Maybe that means I’ve succumbed to inside-the-Beltway thinking. But the whole world of politics is so interesting to me. Money, power games, scandals and back-room deals. The austere, antiquated rules of Congress in the crazy jungle of the Internet age. And a game with the highest stakes in the world: the world itself, people’s lives, health and jobs and war and peace. I have forgotten how it’s possible to think of it all as boring. Sure, the procedure drags sometimes, but lives and livelihoods are literally on the line every time. I can’t look away.

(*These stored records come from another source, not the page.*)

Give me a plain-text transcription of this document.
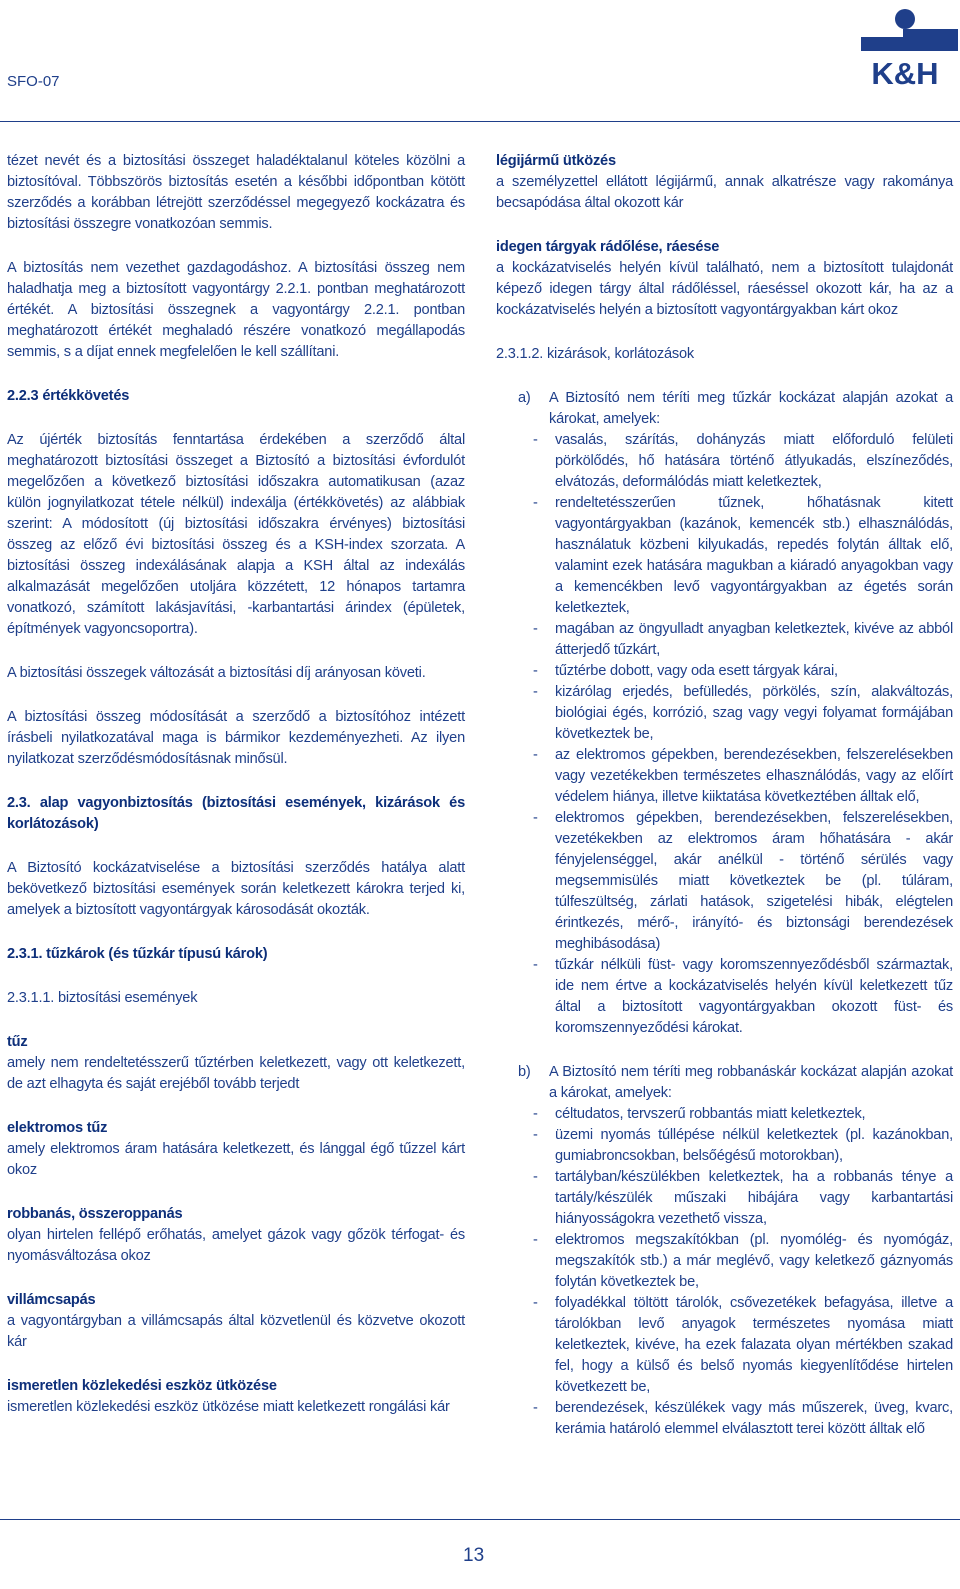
SFO-07	K&H

tézet nevét és a biztosítási összeget haladéktalanul köteles közölni a biztosítóval. Többszörös biztosítás esetén a későbbi időpontban kötött szerződés a korábban létrejött szerződéssel megegyező kockázatra és biztosítási összegre vonatkozóan semmis.

A biztosítás nem vezethet gazdagodáshoz. A biztosítási összeg nem haladhatja meg a biztosított vagyontárgy 2.2.1. pontban meghatározott értékét. A biztosítási összegnek a vagyontárgy 2.2.1. pontban meghatározott értékét meghaladó részére vonatkozó megállapodás semmis, s a díjat ennek megfelelően le kell szállítani.

2.2.3 értékkövetés

Az újérték biztosítás fenntartása érdekében a szerződő által meghatározott biztosítási összeget a Biztosító a biztosítási évfordulót megelőzően a következő biztosítási időszakra automatikusan (azaz külön jognyilatkozat tétele nélkül) indexálja (értékkövetés) az alábbiak szerint: A módosított (új biztosítási időszakra érvényes) biztosítási összeg az előző évi biztosítási összeg és a KSH-index szorzata. A biztosítási összeg indexálásának alapja a KSH által az indexálás alkalmazását megelőzően utoljára közzétett, 12 hónapos tartamra vonatkozó, számított lakásjavítási, -karbantartási árindex (épületek, építmények vagyoncsoportra).

A biztosítási összegek változását a biztosítási díj arányosan követi.

A biztosítási összeg módosítását a szerződő a biztosítóhoz intézett írásbeli nyilatkozatával maga is bármikor kezdeményezheti. Az ilyen nyilatkozat szerződésmódosításnak minősül.

2.3. alap vagyonbiztosítás (biztosítási események, kizárások és korlátozások)

A Biztosító kockázatviselése a biztosítási szerződés hatálya alatt bekövetkező biztosítási események során keletkezett károkra terjed ki, amelyek a biztosított vagyontárgyak károsodását okozták.

2.3.1. tűzkárok (és tűzkár típusú károk)

2.3.1.1. biztosítási események

tűz

amely nem rendeltetésszerű tűztérben keletkezett, vagy ott keletkezett, de azt elhagyta és saját erejéből tovább terjedt

elektromos tűz

amely elektromos áram hatására keletkezett, és lánggal égő tűzzel kárt okoz

robbanás, összeroppanás

olyan hirtelen fellépő erőhatás, amelyet gázok vagy gőzök térfogat- és nyomásváltozása okoz

villámcsapás

a vagyontárgyban a villámcsapás által közvetlenül és közvetve okozott kár

ismeretlen közlekedési eszköz ütközése

ismeretlen közlekedési eszköz ütközése miatt keletkezett rongálási kár

légijármű ütközés

a személyzettel ellátott légijármű, annak alkatrésze vagy rakománya becsapódása által okozott kár

idegen tárgyak rádőlése, ráesése

a kockázatviselés helyén kívül található, nem a biztosított tulajdonát képező idegen tárgy által rádőléssel, ráeséssel okozott kár, ha az a kockázatviselés helyén a biztosított vagyontárgyakban kárt okoz

2.3.1.2. kizárások, korlátozások

a)	A Biztosító nem téríti meg tűzkár kockázat alapján azokat a károkat, amelyek:
-	vasalás, szárítás, dohányzás miatt előforduló felületi pörkölődés, hő hatására történő átlyukadás, elszíneződés, elvátozás, deformálódás miatt keletkeztek,
-	rendeltetésszerűen tűznek, hőhatásnak kitett vagyontárgyakban (kazánok, kemencék stb.) elhasználódás, használatuk közbeni kilyukadás, repedés folytán álltak elő, valamint ezek hatására magukban a kiáradó anyagokban vagy a kemencékben levő vagyontárgyakban az égetés során keletkeztek,
-	magában az öngyulladt anyagban keletkeztek, kivéve az abból átterjedő tűzkárt,
-	tűztérbe dobott, vagy oda esett tárgyak kárai,
-	kizárólag erjedés, befülledés, pörkölés, szín, alakváltozás, biológiai égés, korrózió, szag vagy vegyi folyamat formájában következtek be,
-	az elektromos gépekben, berendezésekben, felszerelésekben vagy vezetékekben természetes elhasználódás, vagy az előírt védelem hiánya, illetve kiiktatása következtében álltak elő,
-	elektromos gépekben, berendezésekben, felszerelésekben, vezetékekben az elektromos áram hőhatására - akár fényjelenséggel, akár anélkül - történő sérülés vagy megsemmisülés miatt következtek be (pl. túláram, túlfeszültség, zárlati hatások, szigetelési hibák, elégtelen érintkezés, mérő-, irányító- és biztonsági berendezések meghibásodása)
-	tűzkár nélküli füst- vagy koromszennyeződésből származtak, ide nem értve a kockázatviselés helyén kívül keletkezett tűz által a biztosított vagyontárgyakban okozott füst- és koromszennyeződési károkat.
b)	A Biztosító nem téríti meg robbanáskár kockázat alapján azokat a károkat, amelyek:
-	céltudatos, tervszerű robbantás miatt keletkeztek,
-	üzemi nyomás túllépése nélkül keletkeztek (pl. kazánokban, gumiabroncsokban, belsőégésű motorokban),
-	tartályban/készülékben keletkeztek, ha a robbanás ténye a tartály/készülék műszaki hibájára vagy karbantartási hiányosságokra vezethető vissza,
-	elektromos megszakítókban (pl. nyomólég- és nyomógáz, megszakítók stb.) a már meglévő, vagy keletkező gáznyomás folytán következtek be,
-	folyadékkal töltött tárolók, csővezetékek befagyása, illetve a tárolókban levő anyagok természetes nyomása miatt keletkeztek, kivéve, ha ezek falazata olyan mértékben szakad fel, hogy a külső és belső nyomás kiegyenlítődése hirtelen következett be,
-	berendezések, készülékek vagy más műszerek, üveg, kvarc, kerámia határoló elemmel elválasztott terei között álltak elő
13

One of the things that interests me is the anatomy of a scandal. What makes the world blow up? Shifty use of money? Personal lives gone public? Hypocrisy? And no matter what the scandal, the playbook is so standard. First you deny, then you hem and haw, then you tearfully admit your mistake but pledge to go on fighting for your constituents, then you resign because it’s a distraction. Sometimes the scandal ends before one of these steps — just see Charlie Rangel or David Vitter for examples of politicians who are scandal-tainted and still kicking around. But this is how it always goes, every single time.
I wanted to turn that on its head. And I wanted to explore what happens when a politician finds himself to be a human. And that’s why I wrote Inside the Beltway.
Davis Hudson is ready to make a name for himself. He already was a name in local politics, but the climate is right and he’s ambitious, so he makes a barnstorming speech on the floor of the Senate – the kind that gets you noticed. And he gets noticed, and invited to CNN, where he meets a makeup artist named Kurt Lamb who instantly fascinates him.
Davis, who was married once but hasn’t cared much for romantic attachments since then, finds himself falling hard. He tries to fight his feelings, and to concentrate on his career, but he can’t help himself — he’s madly in love.
As if a lover, and rumors swirling about his running for president, aren’t enough, Davis has personal and professional enemies, and when his secret gets out he has to face the typical Washington scandal. The question is, can he avoid the typical Washington response — and still be able to pursue his ambitions?